Dans plusieurs communautés francophones issues de l’immigration africaine, la perception de l’homme, principal pilier économique du foyer, autorité morale et garant de la continuité culturelle, demeure fortement ancrée. En contexte migratoire canadien, le respect des droits humains, l’égalité des genres, le respect mutuel et la promotion de l’autonomie des femmes bouleversent profondément ces repères.

Alphone Ndem Ahola, directeur de la Francophonie Canadienne Plurielle, était aussi le conférencier lors de la rencontre du 31 janvier à la FRAP.

 

Crédit : gracieuseté

Reconnus comme travailleurs qualifiés au départ, plusieurs immigrants connaissent une déqualification systématique à leur arrivée au Canada.
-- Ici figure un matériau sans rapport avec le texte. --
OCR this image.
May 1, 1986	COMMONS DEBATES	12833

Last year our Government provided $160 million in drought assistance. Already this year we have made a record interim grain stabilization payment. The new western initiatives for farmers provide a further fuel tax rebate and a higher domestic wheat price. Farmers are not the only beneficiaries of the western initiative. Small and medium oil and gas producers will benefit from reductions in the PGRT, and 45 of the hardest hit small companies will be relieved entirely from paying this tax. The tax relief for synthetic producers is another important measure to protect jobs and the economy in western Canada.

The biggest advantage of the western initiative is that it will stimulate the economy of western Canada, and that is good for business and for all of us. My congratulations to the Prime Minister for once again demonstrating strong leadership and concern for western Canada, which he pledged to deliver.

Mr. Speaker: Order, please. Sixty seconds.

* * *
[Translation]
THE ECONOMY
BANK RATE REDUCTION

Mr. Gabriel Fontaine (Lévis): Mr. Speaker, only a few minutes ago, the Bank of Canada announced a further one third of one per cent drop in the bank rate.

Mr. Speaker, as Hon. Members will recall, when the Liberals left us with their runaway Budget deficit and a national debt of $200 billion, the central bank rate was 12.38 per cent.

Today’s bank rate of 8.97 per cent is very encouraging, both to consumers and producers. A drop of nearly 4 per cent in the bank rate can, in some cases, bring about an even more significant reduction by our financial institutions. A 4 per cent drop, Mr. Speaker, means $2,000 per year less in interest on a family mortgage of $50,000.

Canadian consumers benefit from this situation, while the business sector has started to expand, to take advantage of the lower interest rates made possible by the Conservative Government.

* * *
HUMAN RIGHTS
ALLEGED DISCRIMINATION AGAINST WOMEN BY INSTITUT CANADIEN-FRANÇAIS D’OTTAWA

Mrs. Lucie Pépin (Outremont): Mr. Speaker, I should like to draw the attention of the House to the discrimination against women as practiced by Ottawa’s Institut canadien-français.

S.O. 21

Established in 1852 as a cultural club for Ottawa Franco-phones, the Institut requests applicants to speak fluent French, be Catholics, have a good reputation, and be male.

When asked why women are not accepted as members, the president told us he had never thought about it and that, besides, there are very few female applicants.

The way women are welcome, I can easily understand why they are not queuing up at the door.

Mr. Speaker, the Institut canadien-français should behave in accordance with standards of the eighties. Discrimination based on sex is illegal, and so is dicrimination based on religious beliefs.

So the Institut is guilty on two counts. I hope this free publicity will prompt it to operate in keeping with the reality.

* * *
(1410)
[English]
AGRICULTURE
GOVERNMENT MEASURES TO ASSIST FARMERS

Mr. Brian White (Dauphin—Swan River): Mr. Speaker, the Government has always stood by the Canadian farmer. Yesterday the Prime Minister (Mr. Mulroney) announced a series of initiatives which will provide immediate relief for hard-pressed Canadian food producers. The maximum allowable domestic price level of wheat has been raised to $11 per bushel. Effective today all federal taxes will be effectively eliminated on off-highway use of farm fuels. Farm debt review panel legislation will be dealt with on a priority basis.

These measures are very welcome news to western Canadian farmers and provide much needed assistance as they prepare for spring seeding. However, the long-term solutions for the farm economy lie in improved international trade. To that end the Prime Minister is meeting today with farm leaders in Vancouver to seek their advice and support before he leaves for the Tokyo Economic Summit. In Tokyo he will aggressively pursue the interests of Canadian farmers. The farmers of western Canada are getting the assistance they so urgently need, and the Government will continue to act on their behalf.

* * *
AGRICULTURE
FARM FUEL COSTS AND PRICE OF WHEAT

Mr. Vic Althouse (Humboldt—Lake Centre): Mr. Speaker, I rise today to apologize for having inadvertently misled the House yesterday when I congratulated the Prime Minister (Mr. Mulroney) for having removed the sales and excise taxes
La perte de statut professionnel, la précarité économique, exacerbées par le choc des valeurs éducatives et la redéfinition des rôles parentaux, créent un terrain propice aux tensions, tant pour l’homme que pour l’ensemble de la famille.

Une pression silencieuse

«Comme tous les immigrants, j’ai été confronté aux chocs culturels : la façon d’être, les attitudes que nous avons dans nos pays d’origine sont souvent remises en question dans le contexte dans lequel on arrive», témoigne Alphonse Ndem Ahola, directeur de la FRAP et conférencier pour l’occasion.

Entre les attentes de la société d’accueil et celles de la famille restée attachée aux normes culturelles d’origine, l’homme immigrant se retrouve souvent dans un équilibre instable. L’autorité paternelle se fragilise, tandis que le sentiment de déclassement social et d’isolement s’installe.

Communiquer pour briser le silence

La conférence organisée par la FRAP a créé un espace sécuritaire de parole et de réflexion, exposant les défis spécifiques des hommes immigrants francophones. Loin de tout stéréotype, les discussions ont permis d’outiller les participants et de proposer des pistes concrètes pour favoriser une intégration harmonieuse : la communication interculturelle au sein du couple ; l’adaptation des pratiques éducatives sans renoncer à ses valeurs fondamentales ; la reconnaissance des émotions liées au parcours migratoire. Comme l’a souligné le conférencier : «l’autorité passe du contrôle à la négociation, un apprentissage souvent non accompagné.»

Repenser la masculinité en contexte migratoire

Selon l’expérience de Haitam Amri, Conseiller en Etablissement à la FRAP, l’ouverture préalable à différents contextes culturels favorise l’adaptation :

«L’intégration proprement dite m’a été un peu plus facile grâce aux clés que j’avais déjà : essayer de comprendre avant de m’intégrer, observer l’environnement, comprendre la culture, les lois canadiennes, la manière dont les gens réagissent.»

— Haitam Amri

L’événement a aussi ouvert une réflexion plus large sur la masculinité comme opportunité de redéfinition. Rencontré sur place, Laurel Tchounkeu, participant à la conférence, l’affirme : «Aujourd’hui, on encourage la négociation avec les enfants. Dans un nouvel environnement, la négociation devient essentielle pour la relation.»

Haitam Amri, conseiller en établissement à la FRAP, debout au fond, à droite, et une partie des participants.

Crédit :  Florentine Tchokote

Un enjeu communautaire déterminant

Cette conférence rappelle que l’intégration réussie est avant tout un enjeu communautaire. Des familles apaisées, où le dialogue interculturel est possible, contribuent directement à la vitalité de la francophonie albertaine.

En donnant la parole aux hommes, la FRAP complète une approche inclusive de l’immigration, attentive à toutes les composantes de la famille. S’intégrer, ne signifie pas choisir entre deux cultures, mais apprendre à les faire cohabiter, sans se perdre ni se taire. Et parfois, le premier pas vers cette réconciliation commence simplement par une conversation.

Glossaire 

L’intégration : processus par lequel une personne ou un groupe s’adapte progressivement à un nouvel environnement social, culturel, économique et institutionnel, tout en conservant son identité propre.

La masculinité : ensemble des comportements, rôles, valeurs, attitudes et normes sociales traditionnellement associés au fait d’être un homme dans une société donnée.